In 1902, Nabisco first created their animal crackers. They weren’t the first crackers in the shape of animals ever made, but they became the most famous.

In the past, many of the animals could be seen in circuses.
(Source: Baseball Bugs, via Wikimedia Commons.)
Nabisco named their crackers “Barnum’s Animals” after P. T. Barnum. P. T. Barnum was a famous showman who created Barnum and Bailey’s circus.

Animal crackers were meant to remind people of the circus.
(Source: …trialsanderrors, via Wikimedia Commons.)
Animals were an important part of circuses. In order to move the animals easily, the animals were kept in circus wagons, which were like cages on wheels.
The box of Barnum’s Animals crackers was created to make it look like the animals were in rolling cages, just like circus wagons.

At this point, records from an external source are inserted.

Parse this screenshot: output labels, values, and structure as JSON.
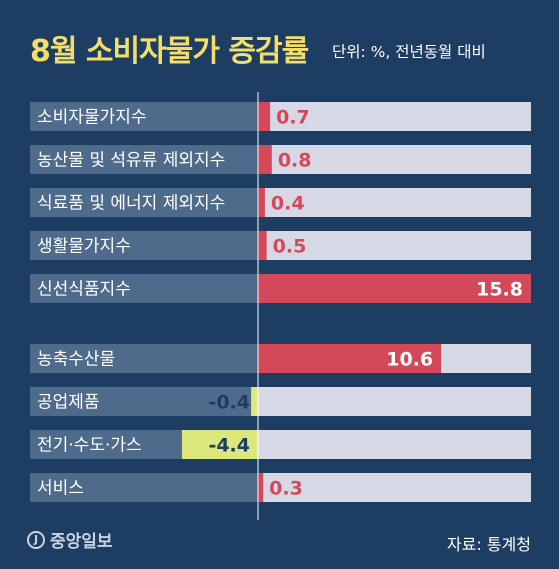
{
  "chart_data": {
    "type": "bar",
    "orientation": "horizontal",
    "title": "8월 소비자물가 증감률",
    "unit_note": "단위: %, 전년동월 대비",
    "categories": [
      "소비자물가지수",
      "농산물 및 석유류 제외지수",
      "식료품 및 에너지 제외지수",
      "생활물가지수",
      "신선식품지수",
      "농축수산물",
      "공업제품",
      "전기·수도·가스",
      "서비스"
    ],
    "values": [
      0.7,
      0.8,
      0.4,
      0.5,
      15.8,
      10.6,
      -0.4,
      -4.4,
      0.3
    ],
    "value_labels": [
      "0.7",
      "0.8",
      "0.4",
      "0.5",
      "15.8",
      "10.6",
      "-0.4",
      "-4.4",
      "0.3"
    ],
    "groups": [
      [
        0,
        1,
        2,
        3,
        4
      ],
      [
        5,
        6,
        7,
        8
      ]
    ],
    "xlim": [
      -4.4,
      15.8
    ],
    "colors": {
      "positive": "#d4495a",
      "negative": "#dce87c",
      "label_bg": "#4f6b8c",
      "track": "#d6d9e5",
      "axis": "#ffffff",
      "positive_text": "#d4495a",
      "negative_text": "#1d3d63",
      "inside_text": "#ffffff"
    }
  },
  "source": "자료: 통계청",
  "logo": {
    "icon": "jungang-logo-icon",
    "icon_glyph": "J",
    "text": "중앙일보"
  }
}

(Source: Rory Barr, via Flickr.com.)
Circuses have been popular all through history. But the way that circuses treat animals has upset many people.
PeTA is a group that works to protect animals. PeTA stands for “People for the Ethical Treatment of Animals”. PeTA has been fighting to protect animals in circuses for over thirty years.

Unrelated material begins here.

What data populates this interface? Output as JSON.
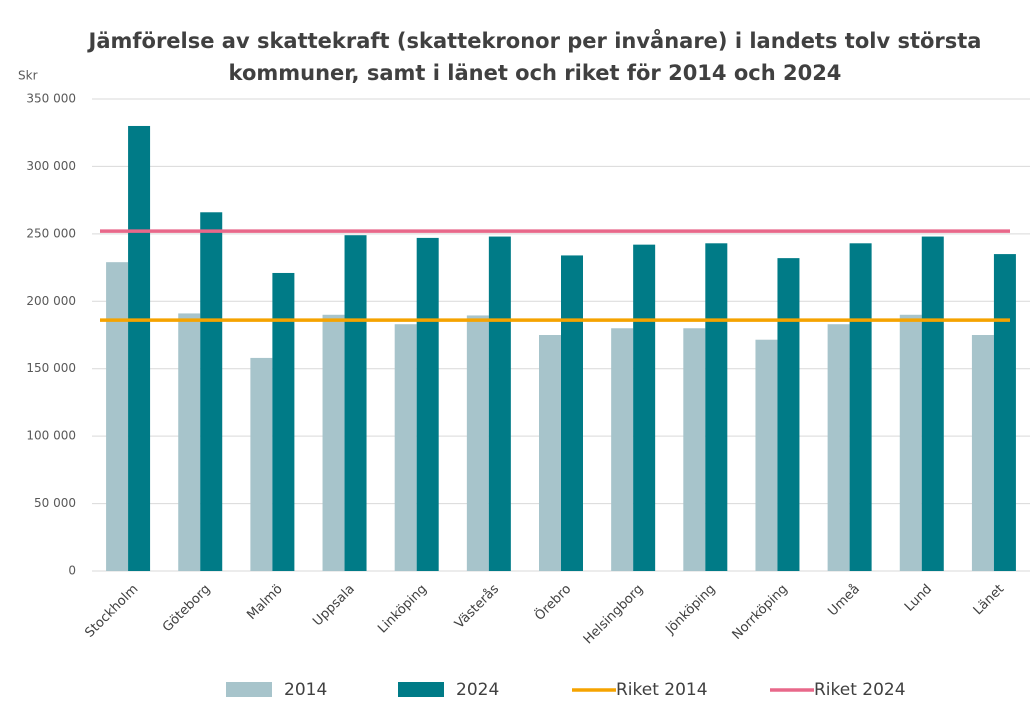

PeTA is a group that works to protect animals.
(Source: PETA; extracted by Stepshep, via Wikimedia Commons.)
In 2016, one of the largest and oldest circuses finally stopped using elephants in its shows. PeTA and other groups had helped force the circus to change. Later, the circus closed down for good.
In 2016, PeTA wrote to Mondelez International, which is now the company in charge of Barnum’s Animals. PeTA asked Mondelez to change the package to show free animals instead of caged ones. After Mondelez wrote back to PeTA, the group even sent Mondelez a drawing showing what the package might look like.
Soon, Mondelez decided to change the picture on Barnum’s Animals boxes. The new boxes began to arrive in stores last week.

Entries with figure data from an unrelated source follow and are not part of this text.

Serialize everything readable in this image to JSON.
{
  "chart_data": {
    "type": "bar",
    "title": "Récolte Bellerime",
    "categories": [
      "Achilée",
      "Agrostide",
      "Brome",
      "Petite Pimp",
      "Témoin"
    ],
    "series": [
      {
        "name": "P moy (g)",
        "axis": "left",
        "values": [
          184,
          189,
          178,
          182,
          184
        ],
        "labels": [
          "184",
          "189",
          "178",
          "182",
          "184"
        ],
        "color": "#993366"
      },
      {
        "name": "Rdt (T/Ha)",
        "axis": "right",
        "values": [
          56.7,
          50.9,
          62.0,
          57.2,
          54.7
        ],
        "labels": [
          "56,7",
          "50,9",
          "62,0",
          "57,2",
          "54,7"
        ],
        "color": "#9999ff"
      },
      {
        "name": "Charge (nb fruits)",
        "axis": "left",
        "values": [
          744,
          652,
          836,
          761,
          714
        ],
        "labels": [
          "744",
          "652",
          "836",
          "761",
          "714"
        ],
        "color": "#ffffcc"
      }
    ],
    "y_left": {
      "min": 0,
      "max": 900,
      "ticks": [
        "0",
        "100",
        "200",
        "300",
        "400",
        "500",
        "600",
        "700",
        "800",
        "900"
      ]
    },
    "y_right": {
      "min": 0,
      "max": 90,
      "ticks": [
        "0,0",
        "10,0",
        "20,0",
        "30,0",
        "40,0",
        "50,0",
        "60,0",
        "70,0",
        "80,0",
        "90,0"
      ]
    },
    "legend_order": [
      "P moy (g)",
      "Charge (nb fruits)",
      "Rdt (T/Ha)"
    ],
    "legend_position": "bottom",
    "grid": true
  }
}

Now the animals on the package are free.
(Source: Package: Mondelez International, Image: NFK Staff)
Ben Williamson, who works for PeTA, says that the new box shows that people today no longer accept “the chaining and caging of wild animals.”
This is not the first time that the package has changed for Barnum’s Animals. The company already uses different packages in different countries, and not all of them show animals behind bars.

This package raised money to help save tigers.
(Source: Rusty Blazenhoff, via Flickr.com.)
At times, the box has been changed for a short time, usually to raise money. In 2010, the box had a special picture by Lily Pulitzer. This package helped raise $100,000 for the World Wildlife Fund (WWF) to help save tigers.